Nouvelle stratégie des militants écologistes, les contentieux juridiques sur le climat se sont multipliés ces dernières années et les premières décisions en la matière tombent depuis quelques mois, au détriment de l'État. Même mouvement à l'étranger, où les justices néerlandaise et allemande ont elles aussi récemment ordonné un relèvement des ambitions climatiques de leur État respectif. Là, c'est l'ancien maire de la ville du Nord, le député européen écologiste Damien Carême, qui avait saisi, en janvier 2019, la plus haute juridiction administrative, pour dénoncer "l'inaction climatique" de la France.
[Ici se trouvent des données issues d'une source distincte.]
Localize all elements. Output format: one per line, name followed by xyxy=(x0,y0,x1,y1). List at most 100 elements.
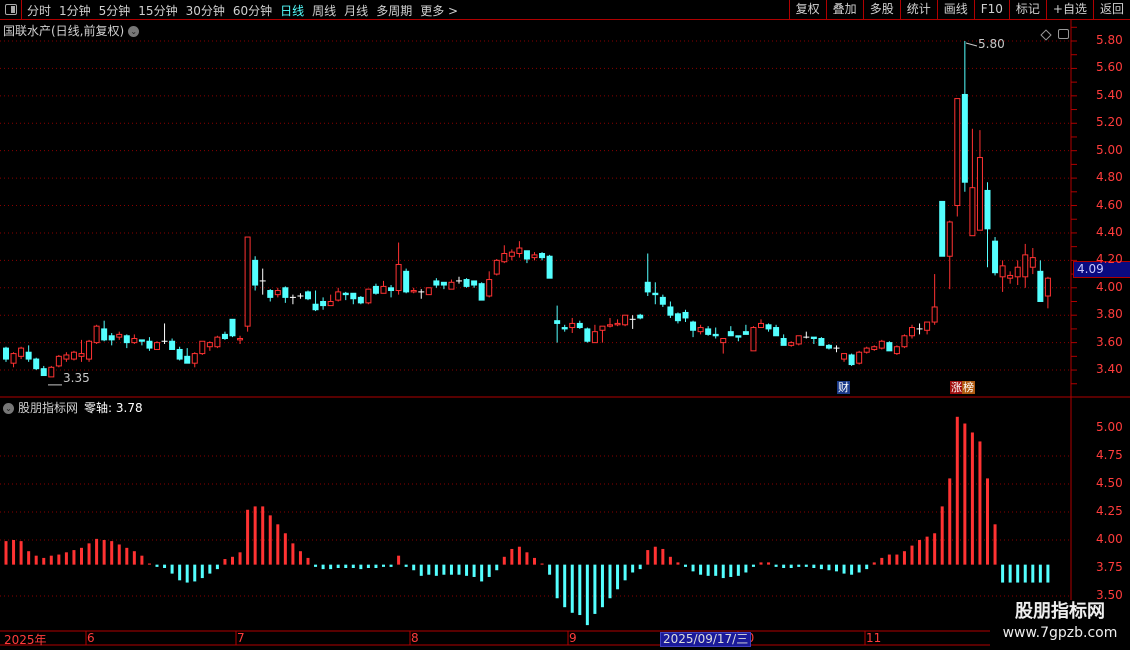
indicator-bar xyxy=(1008,564,1012,583)
candle-body xyxy=(969,187,976,237)
candle-body xyxy=(539,253,546,259)
low-marker-value: 3.35 xyxy=(63,371,90,385)
indicator-bar xyxy=(661,548,665,565)
candle-body xyxy=(810,336,817,340)
indicator-bar xyxy=(487,564,491,577)
candle-body xyxy=(10,353,17,364)
indicator-bar xyxy=(623,564,627,581)
candle-body xyxy=(652,292,659,296)
price-axis-label: 4.80 xyxy=(1096,170,1123,185)
candle-body xyxy=(184,355,191,364)
indicator-bar xyxy=(283,533,287,565)
indicator-bar xyxy=(1023,564,1027,583)
price-axis-label: 4.40 xyxy=(1096,224,1123,239)
indicator-bar xyxy=(374,564,378,568)
indicator-bar xyxy=(1001,564,1005,583)
candle-body xyxy=(33,358,40,370)
indicator-bar xyxy=(857,564,861,573)
indicator-bar xyxy=(986,478,989,565)
candle-body xyxy=(116,333,123,338)
indicator-bar xyxy=(140,555,144,565)
price-axis-label: 4.20 xyxy=(1096,252,1123,267)
indicator-bar xyxy=(449,564,453,575)
candle-body xyxy=(70,351,77,360)
indicator-bar xyxy=(321,564,325,570)
indicator-bar xyxy=(442,564,446,575)
candle-body xyxy=(274,290,281,296)
high-marker-value: 5.80 xyxy=(978,37,1005,51)
indicator-bar xyxy=(880,557,884,565)
chevron-down-icon[interactable]: ⌄ xyxy=(3,403,14,414)
indicator-bar xyxy=(993,524,997,565)
indicator-bar xyxy=(19,541,23,565)
candle-body xyxy=(795,335,802,345)
candle-body xyxy=(55,355,62,367)
date-axis-label: 11 xyxy=(866,631,882,645)
indicator-bar xyxy=(1038,564,1042,583)
rank-badge-2[interactable]: 榜 xyxy=(962,381,975,394)
indicator-bar xyxy=(404,564,408,567)
date-axis-label: 9 xyxy=(569,631,577,645)
indicator-bar xyxy=(27,551,31,565)
indicator-bar xyxy=(155,564,159,567)
indicator-bar xyxy=(110,541,114,565)
indicator-bar xyxy=(955,416,959,565)
candle-body xyxy=(712,333,719,337)
candle-body xyxy=(282,287,289,298)
indicator-bar xyxy=(427,564,431,575)
candle-body xyxy=(674,313,681,322)
candle-body xyxy=(478,283,485,301)
date-axis-label: 8 xyxy=(411,631,419,645)
candle-body xyxy=(818,338,825,346)
candle-body xyxy=(682,311,689,319)
indicator-bar xyxy=(49,555,53,565)
indicator-bar xyxy=(208,564,212,574)
indicator-bar xyxy=(268,515,272,565)
indicator-bar xyxy=(970,432,974,565)
indicator-bar xyxy=(261,506,265,565)
candle-body xyxy=(614,322,621,326)
indicator-bar xyxy=(95,538,99,565)
candle-body xyxy=(901,335,908,348)
indicator-bar xyxy=(238,552,242,565)
indicator-bar xyxy=(147,563,151,565)
indicator-axis-label: 5.00 xyxy=(1096,420,1123,434)
candle-body xyxy=(1029,257,1036,268)
indicator-bar xyxy=(540,563,544,565)
candle-body xyxy=(501,253,508,263)
candle-body xyxy=(765,324,772,330)
candle-body xyxy=(954,98,961,207)
indicator-bar xyxy=(751,564,755,567)
candle-body xyxy=(40,368,47,377)
watermark-name: 股朋指标网 xyxy=(1015,601,1105,622)
indicator-bar xyxy=(533,557,536,565)
indicator-bar xyxy=(291,543,295,565)
finance-badge[interactable]: 财 xyxy=(837,381,850,394)
price-axis-label: 5.20 xyxy=(1096,115,1123,130)
indicator-bar xyxy=(200,564,204,579)
chart-canvas[interactable] xyxy=(0,0,1130,650)
candle-body xyxy=(108,335,115,341)
indicator-bar xyxy=(465,564,469,576)
price-axis-label: 5.00 xyxy=(1096,142,1123,157)
candle-body xyxy=(976,157,983,231)
candle-body xyxy=(433,280,440,286)
candle-body xyxy=(878,340,885,349)
candle-body xyxy=(788,342,795,346)
indicator-bar xyxy=(231,556,234,565)
indicator-bar xyxy=(563,564,567,608)
indicator-axis-label: 4.50 xyxy=(1096,476,1123,490)
indicator-bar xyxy=(163,564,167,568)
candle-body xyxy=(169,340,176,350)
candle-body xyxy=(1022,254,1029,278)
indicator-bar xyxy=(457,564,461,575)
indicator-bar xyxy=(699,564,703,575)
candle-body xyxy=(25,351,32,360)
price-axis-label: 5.80 xyxy=(1096,33,1123,47)
high-marker: 5.80 xyxy=(978,37,1005,51)
indicator-bar xyxy=(721,564,725,579)
indicator-bar xyxy=(827,564,831,571)
candle-body xyxy=(146,340,153,349)
candle-body xyxy=(48,366,55,378)
indicator-bar xyxy=(842,564,846,574)
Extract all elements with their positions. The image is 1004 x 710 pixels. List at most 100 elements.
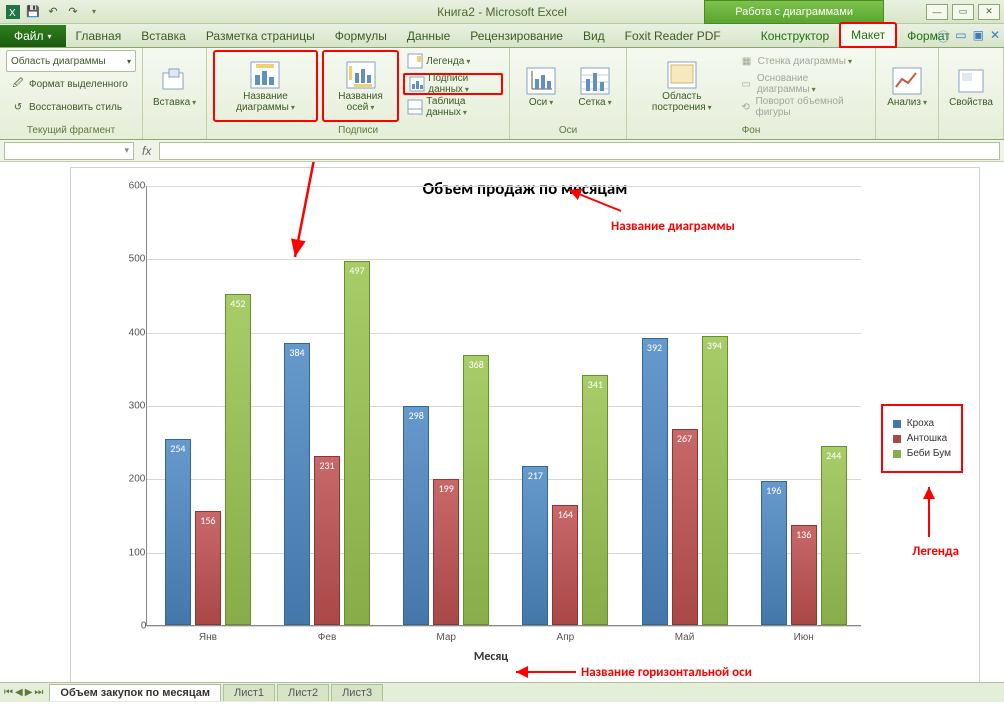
plot-area-icon (666, 59, 698, 91)
analysis-button[interactable]: Анализ (882, 50, 932, 122)
ribbon-group-background: Область построения ▦ Стенка диаграммы ▭ … (627, 48, 876, 139)
chart-bar[interactable]: 254 (165, 439, 191, 625)
sheet-nav-last-icon[interactable]: ⏭ (34, 687, 43, 698)
qat-customize-icon[interactable] (84, 3, 102, 21)
reset-style-button[interactable]: ↺ Восстановить стиль (6, 96, 136, 118)
legend-button[interactable]: Легенда (403, 50, 503, 72)
restore-button[interactable]: ▭ (952, 4, 974, 20)
rotation-3d-button: ⟲ Поворот объемной фигуры (735, 96, 870, 118)
ribbon-tabs: Файл▾ Главная Вставка Разметка страницы … (0, 24, 1004, 48)
help-icon[interactable]: ⓘ (937, 28, 949, 45)
name-box[interactable]: ▾ (4, 142, 134, 160)
chart-bar[interactable]: 384 (284, 343, 310, 625)
chart-bar[interactable]: 392 (642, 338, 668, 625)
chart-bar[interactable]: 156 (195, 511, 221, 625)
tab-formulas[interactable]: Формулы (325, 25, 397, 47)
sheet-tab[interactable]: Лист2 (277, 684, 329, 701)
tab-page-layout[interactable]: Разметка страницы (196, 25, 325, 47)
data-label: 196 (762, 484, 786, 497)
y-axis-tick: 100 (129, 547, 146, 558)
chart-bar[interactable]: 267 (672, 429, 698, 625)
chart-bar[interactable]: 217 (522, 466, 548, 625)
tab-view[interactable]: Вид (573, 25, 615, 47)
legend-label: Антошка (907, 433, 947, 444)
gridlines-button[interactable]: Сетка (570, 50, 620, 122)
ribbon-group-analysis: Анализ (876, 48, 939, 139)
window-title: Книга2 - Microsoft Excel (437, 5, 567, 19)
formula-input[interactable] (159, 142, 1000, 160)
close-button[interactable]: ✕ (978, 4, 1000, 20)
data-label: 267 (673, 432, 697, 445)
chart-bar[interactable]: 341 (582, 375, 608, 625)
sheet-nav-prev-icon[interactable]: ◀ (15, 687, 23, 698)
plot-area-button[interactable]: Область построения (633, 50, 731, 122)
legend-item[interactable]: Кроха (893, 418, 951, 429)
chart-bar[interactable]: 368 (463, 355, 489, 625)
rotation-3d-icon: ⟲ (739, 99, 753, 115)
excel-icon[interactable]: X (4, 3, 22, 21)
data-labels-button[interactable]: Подписи данных (403, 73, 503, 95)
sheet-tab-active[interactable]: Объем закупок по месяцам (49, 684, 221, 701)
fx-icon[interactable]: fx (134, 144, 159, 158)
x-axis-tick: Май (675, 632, 695, 643)
axes-button[interactable]: Оси (516, 50, 566, 122)
tab-design[interactable]: Конструктор (751, 25, 839, 47)
legend-item[interactable]: Беби Бум (893, 448, 951, 459)
sheet-nav-first-icon[interactable]: ⏮ (4, 687, 13, 698)
redo-icon[interactable]: ↷ (64, 3, 82, 21)
properties-icon (955, 65, 987, 97)
data-table-button-label: Таблица данных (426, 96, 499, 118)
chart-bar[interactable]: 164 (552, 505, 578, 625)
plot-area[interactable]: 0100200300400500600254156452Янв384231497… (111, 176, 871, 666)
sheet-tab[interactable]: Лист1 (223, 684, 275, 701)
chart-bar[interactable]: 394 (702, 336, 728, 625)
format-selection-button[interactable]: 🖉 Формат выделенного (6, 73, 136, 95)
tab-foxit[interactable]: Foxit Reader PDF (615, 25, 731, 47)
tab-review[interactable]: Рецензирование (460, 25, 573, 47)
save-icon[interactable]: 💾 (24, 3, 42, 21)
tab-layout[interactable]: Макет (839, 22, 897, 48)
data-table-button[interactable]: Таблица данных (403, 96, 503, 118)
file-tab[interactable]: Файл▾ (0, 25, 66, 47)
formula-bar: ▾ fx (0, 140, 1004, 162)
legend-label: Беби Бум (907, 448, 951, 459)
chart-bar[interactable]: 196 (761, 481, 787, 625)
x-axis-tick: Мар (436, 632, 456, 643)
chart-bar[interactable]: 136 (791, 525, 817, 625)
chart-bar[interactable]: 199 (433, 479, 459, 625)
chevron-down-icon: ▾ (127, 57, 131, 66)
format-selection-icon: 🖉 (10, 76, 26, 92)
minimize-button[interactable]: — (926, 4, 948, 20)
chart-bar[interactable]: 244 (821, 446, 847, 625)
chart-bar[interactable]: 298 (403, 406, 429, 625)
undo-icon[interactable]: ↶ (44, 3, 62, 21)
minimize-ribbon-icon[interactable]: ▭ (955, 28, 966, 45)
tab-home[interactable]: Главная (66, 25, 132, 47)
legend-item[interactable]: Антошка (893, 433, 951, 444)
data-table-icon (407, 99, 423, 115)
tab-data[interactable]: Данные (397, 25, 460, 47)
sheet-nav-next-icon[interactable]: ▶ (25, 687, 33, 698)
chart-title-button[interactable]: Название диаграммы (213, 50, 318, 122)
ribbon-group-label: Текущий фрагмент (6, 124, 136, 137)
x-axis-tick: Янв (199, 632, 217, 643)
chart-bar[interactable]: 231 (314, 456, 340, 625)
data-label: 394 (703, 339, 727, 352)
sheet-tab[interactable]: Лист3 (331, 684, 383, 701)
axis-titles-button[interactable]: Названия осей (322, 50, 399, 122)
tab-insert[interactable]: Вставка (131, 25, 196, 47)
chart-bar[interactable]: 452 (225, 294, 251, 625)
chart-element-dropdown[interactable]: Область диаграммы ▾ (6, 50, 136, 72)
data-label: 244 (822, 449, 846, 462)
legend-button-label: Легенда (426, 56, 470, 67)
properties-button[interactable]: Свойства (945, 50, 997, 122)
x-axis-title[interactable]: Месяц (474, 650, 508, 664)
rotation-3d-label: Поворот объемной фигуры (755, 96, 865, 118)
chart-object[interactable]: Объем продаж по месяцам 0100200300400500… (70, 167, 980, 697)
close-workbook-icon[interactable]: ✕ (990, 28, 1000, 45)
chart-legend[interactable]: Кроха Антошка Беби Бум (881, 404, 963, 473)
insert-button[interactable]: Вставка (149, 50, 200, 122)
axes-button-label: Оси (529, 97, 553, 108)
restore-window-icon[interactable]: ▣ (973, 28, 984, 45)
chart-bar[interactable]: 497 (344, 261, 370, 625)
Ainsi, en novembre déjà, le conseil d'État avait jugé la requête de la commune de Grande-Synthe recevable et avait demandé au gouvernement de justifier, dans un délai de trois mois, "que son refus de prendre des mesures complémentaires est compatible avec le respect de la trajectoire de réduction choisie pour atteindre les objectifs fixés pour 2030". En février dernier, le tribunal administratif de Paris avait aussi reconnu, pour la première fois, que l'État a commis une "faute" en ne respectant pas ses engagements de réduction des gaz à effet de serre.

À l'heure où le Canada connaît une canicule sans précédent, cette décision intervient aussi alors que l'examen e projet de loi "climat et résilience" s'est achevé au Sénat (donnant un texte très remanié) et après la fuite d'un pré-rapport alarmant du Giec sur les impacts dévastateurs du changement climatique sur la nature et l'humanité, pour partie déjà "irréversibles".